1194 points by speckx · 93 days ago · 341 comments on HN

Article summary

A security researcher discovered that 30 WordPress plugins were compromised after being acquired by a new owner, who planted a backdoor in all of them. The backdoor was used to inject spam links and fake pages, and was only visible to Googlebot. The plugins were sold on Flippa, and the buyer's background in SEO and crypto marketing was public.

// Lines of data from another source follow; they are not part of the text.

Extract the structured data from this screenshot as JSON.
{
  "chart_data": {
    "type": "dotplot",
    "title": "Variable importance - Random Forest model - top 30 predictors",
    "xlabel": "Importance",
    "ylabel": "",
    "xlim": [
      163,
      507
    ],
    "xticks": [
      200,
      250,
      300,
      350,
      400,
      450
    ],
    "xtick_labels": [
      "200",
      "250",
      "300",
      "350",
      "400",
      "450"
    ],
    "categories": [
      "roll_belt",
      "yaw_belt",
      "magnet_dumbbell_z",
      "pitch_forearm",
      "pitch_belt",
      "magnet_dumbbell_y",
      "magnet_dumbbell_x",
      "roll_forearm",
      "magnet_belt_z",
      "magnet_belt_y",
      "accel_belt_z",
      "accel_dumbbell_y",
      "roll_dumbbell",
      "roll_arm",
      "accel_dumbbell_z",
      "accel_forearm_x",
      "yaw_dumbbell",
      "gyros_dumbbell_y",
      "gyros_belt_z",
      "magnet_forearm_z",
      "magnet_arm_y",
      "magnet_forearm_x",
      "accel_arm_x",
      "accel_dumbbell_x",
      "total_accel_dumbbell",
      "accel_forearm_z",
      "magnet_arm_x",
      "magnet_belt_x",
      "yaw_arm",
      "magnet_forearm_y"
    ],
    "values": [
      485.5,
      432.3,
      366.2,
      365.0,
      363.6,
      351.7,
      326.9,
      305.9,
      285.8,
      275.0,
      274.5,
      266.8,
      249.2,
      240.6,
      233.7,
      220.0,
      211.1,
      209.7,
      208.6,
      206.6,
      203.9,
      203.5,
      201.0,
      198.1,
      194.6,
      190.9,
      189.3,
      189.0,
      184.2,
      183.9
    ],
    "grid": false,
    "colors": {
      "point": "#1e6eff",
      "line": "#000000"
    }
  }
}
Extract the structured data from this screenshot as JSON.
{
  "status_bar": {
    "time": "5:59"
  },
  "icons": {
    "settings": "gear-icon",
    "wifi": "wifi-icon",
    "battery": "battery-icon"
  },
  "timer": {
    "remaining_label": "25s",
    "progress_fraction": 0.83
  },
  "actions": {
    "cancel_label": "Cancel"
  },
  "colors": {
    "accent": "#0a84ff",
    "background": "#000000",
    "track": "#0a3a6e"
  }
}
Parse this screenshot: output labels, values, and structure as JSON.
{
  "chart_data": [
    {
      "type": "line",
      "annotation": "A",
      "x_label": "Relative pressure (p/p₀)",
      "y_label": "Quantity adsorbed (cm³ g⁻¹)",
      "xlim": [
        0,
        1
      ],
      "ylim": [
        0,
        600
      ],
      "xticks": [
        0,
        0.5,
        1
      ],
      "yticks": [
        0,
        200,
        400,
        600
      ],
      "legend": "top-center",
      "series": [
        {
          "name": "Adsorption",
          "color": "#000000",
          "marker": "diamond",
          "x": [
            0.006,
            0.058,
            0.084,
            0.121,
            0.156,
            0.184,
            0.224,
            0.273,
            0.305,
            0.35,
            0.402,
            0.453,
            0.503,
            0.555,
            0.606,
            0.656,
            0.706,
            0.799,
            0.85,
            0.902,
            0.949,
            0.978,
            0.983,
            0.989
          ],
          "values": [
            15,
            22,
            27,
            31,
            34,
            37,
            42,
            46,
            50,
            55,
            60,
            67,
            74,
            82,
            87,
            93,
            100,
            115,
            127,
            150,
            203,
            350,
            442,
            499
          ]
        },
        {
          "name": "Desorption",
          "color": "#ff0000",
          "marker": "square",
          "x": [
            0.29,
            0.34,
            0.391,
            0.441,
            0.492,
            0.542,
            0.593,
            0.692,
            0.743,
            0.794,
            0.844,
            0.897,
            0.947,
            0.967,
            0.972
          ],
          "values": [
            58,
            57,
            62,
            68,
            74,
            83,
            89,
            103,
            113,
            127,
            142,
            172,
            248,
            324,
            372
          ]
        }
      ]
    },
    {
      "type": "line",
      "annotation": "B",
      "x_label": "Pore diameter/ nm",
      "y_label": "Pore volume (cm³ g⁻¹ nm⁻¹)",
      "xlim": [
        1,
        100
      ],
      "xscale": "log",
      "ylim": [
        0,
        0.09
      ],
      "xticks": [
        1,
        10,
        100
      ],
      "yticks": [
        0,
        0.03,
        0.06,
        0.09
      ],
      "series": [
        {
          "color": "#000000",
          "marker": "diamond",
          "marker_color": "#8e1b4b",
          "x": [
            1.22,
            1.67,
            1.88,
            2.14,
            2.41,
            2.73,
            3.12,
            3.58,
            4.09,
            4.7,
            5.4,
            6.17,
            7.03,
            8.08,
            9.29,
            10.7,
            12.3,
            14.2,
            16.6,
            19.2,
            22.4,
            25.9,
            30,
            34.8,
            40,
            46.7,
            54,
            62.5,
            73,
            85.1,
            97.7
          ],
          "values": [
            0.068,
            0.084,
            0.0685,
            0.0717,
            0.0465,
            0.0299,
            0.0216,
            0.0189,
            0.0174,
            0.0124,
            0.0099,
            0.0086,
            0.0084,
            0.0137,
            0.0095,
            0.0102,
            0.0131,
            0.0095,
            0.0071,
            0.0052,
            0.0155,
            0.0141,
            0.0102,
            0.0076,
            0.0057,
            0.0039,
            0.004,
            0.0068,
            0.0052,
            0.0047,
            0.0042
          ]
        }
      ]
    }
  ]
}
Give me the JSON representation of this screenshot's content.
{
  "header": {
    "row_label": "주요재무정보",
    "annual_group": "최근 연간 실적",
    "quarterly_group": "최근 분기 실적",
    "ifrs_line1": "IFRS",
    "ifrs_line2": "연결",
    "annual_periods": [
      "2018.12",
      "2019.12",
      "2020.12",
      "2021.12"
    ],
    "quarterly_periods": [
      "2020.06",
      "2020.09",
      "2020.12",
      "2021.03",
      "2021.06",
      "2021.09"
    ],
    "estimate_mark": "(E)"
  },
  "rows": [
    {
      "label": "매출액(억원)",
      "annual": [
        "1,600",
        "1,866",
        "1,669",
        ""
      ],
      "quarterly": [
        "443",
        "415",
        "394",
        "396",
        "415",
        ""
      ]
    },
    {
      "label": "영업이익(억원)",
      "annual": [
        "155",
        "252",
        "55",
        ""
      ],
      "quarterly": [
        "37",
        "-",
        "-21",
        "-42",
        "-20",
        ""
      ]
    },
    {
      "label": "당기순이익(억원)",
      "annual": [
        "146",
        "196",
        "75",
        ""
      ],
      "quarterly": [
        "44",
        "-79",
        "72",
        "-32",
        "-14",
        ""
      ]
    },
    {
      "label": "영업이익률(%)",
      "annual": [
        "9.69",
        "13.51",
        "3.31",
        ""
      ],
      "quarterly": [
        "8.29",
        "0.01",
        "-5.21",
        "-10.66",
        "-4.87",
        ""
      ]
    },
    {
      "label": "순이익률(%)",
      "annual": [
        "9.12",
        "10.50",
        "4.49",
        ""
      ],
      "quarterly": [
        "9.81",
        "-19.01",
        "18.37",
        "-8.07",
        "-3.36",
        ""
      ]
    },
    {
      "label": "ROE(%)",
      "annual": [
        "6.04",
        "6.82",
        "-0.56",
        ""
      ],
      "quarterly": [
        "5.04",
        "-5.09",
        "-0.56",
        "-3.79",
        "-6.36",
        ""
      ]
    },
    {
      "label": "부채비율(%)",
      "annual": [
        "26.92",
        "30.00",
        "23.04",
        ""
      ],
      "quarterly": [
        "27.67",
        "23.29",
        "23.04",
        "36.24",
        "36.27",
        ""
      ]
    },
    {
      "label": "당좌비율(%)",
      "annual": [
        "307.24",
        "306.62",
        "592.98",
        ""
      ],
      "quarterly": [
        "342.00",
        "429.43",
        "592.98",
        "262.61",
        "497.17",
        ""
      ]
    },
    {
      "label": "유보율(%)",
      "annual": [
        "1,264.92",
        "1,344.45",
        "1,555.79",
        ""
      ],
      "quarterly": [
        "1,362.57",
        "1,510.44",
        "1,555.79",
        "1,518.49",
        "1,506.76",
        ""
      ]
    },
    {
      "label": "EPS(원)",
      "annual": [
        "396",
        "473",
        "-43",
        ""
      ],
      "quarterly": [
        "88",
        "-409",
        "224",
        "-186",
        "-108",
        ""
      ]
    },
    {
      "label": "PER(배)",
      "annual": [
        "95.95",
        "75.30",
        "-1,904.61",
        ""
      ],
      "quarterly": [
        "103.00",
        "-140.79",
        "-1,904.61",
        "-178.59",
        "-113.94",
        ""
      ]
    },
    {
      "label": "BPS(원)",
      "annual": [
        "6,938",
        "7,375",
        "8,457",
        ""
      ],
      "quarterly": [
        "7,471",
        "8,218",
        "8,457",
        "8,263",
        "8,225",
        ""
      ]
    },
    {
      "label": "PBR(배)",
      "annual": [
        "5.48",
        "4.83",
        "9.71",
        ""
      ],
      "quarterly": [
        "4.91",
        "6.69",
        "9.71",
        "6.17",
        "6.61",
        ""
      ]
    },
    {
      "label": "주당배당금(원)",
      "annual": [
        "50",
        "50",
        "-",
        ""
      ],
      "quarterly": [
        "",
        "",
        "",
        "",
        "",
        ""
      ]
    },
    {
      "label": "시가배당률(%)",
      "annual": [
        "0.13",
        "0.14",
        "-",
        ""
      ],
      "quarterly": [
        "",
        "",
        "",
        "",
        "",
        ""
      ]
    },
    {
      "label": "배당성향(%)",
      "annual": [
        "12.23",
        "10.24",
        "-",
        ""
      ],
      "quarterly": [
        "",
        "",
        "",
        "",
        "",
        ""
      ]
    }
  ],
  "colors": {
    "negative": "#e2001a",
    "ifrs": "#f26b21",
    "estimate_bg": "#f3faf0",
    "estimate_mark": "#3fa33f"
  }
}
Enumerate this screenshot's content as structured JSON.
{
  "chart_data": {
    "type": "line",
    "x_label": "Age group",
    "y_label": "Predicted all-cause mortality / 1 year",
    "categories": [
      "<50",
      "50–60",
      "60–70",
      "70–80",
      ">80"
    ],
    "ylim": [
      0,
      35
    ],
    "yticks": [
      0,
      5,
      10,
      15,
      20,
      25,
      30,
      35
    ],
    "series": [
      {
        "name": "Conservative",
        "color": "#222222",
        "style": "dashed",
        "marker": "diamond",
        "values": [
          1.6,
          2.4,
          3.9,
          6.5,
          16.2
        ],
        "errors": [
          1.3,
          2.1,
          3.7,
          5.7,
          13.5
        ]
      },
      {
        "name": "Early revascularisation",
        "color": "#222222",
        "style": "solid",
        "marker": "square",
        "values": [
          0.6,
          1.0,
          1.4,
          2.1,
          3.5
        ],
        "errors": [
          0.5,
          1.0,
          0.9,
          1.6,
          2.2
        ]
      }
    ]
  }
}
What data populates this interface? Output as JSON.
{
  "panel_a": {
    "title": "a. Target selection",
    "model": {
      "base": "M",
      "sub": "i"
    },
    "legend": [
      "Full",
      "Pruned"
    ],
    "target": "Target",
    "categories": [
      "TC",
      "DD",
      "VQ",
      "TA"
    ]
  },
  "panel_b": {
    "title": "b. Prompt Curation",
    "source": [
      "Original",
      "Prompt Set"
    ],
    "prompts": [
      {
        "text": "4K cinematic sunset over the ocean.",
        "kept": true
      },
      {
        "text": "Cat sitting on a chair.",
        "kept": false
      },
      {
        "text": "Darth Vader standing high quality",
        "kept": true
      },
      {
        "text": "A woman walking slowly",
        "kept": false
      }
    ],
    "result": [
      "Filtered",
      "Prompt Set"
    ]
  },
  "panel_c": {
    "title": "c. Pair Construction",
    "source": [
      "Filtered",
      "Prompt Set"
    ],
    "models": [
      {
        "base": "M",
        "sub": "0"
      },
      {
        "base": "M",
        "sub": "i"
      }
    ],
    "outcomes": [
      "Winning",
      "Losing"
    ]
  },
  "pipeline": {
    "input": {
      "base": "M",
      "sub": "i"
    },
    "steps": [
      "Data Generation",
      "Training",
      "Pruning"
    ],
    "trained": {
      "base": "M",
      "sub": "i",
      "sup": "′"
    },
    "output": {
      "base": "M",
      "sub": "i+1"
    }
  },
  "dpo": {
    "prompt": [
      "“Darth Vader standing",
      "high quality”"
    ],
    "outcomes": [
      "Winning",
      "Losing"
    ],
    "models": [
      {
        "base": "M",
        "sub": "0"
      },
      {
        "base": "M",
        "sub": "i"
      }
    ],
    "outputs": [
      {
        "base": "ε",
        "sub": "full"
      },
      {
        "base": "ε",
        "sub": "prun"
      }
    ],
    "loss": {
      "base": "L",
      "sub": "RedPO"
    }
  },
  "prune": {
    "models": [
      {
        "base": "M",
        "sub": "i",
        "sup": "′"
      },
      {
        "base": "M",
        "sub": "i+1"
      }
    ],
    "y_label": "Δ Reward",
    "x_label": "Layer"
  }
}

The WordPress.org Plugins Team permanently closed all 30 plugins after the attack was discovered.

Main themes

  • WordPress plugin security
  • Supply chain attacks
  • Plugin ownership transfers
  • Code review and vetting
  • Dependency management

What commenters say

  • Implementing a vetting process for open-source code, potentially using LLMs, could help prevent supply chain attacks, but may not be effective if attackers are willing to pay for validation.
  • The current state of dependency management in software development is problematic, with many projects relying on unvetted libraries and transitive dependencies.
  • Some developers are moving away from Node.js and JavaScript due to the recent spike in supply chain attacks, and are instead choosing languages like Golang, which has a more comprehensive standard library.
  • Rolling your own solutions, rather than relying on third-party libraries, can be a viable option for avoiding supply chain attacks, but may not always be practical or necessary.
  • The goal should be to make software development more secure by default, so that users don't need to be experts in security to avoid vulnerabilities.
  • The prevalence of supply chain attacks is a market problem, driven by the desire for profit and the pressure to deliver software quickly, rather than a technical problem.
  • Using languages with built-in security features, such as Go's shorter dependency chains, can help resist supply chain attacks, but no solution is foolproof.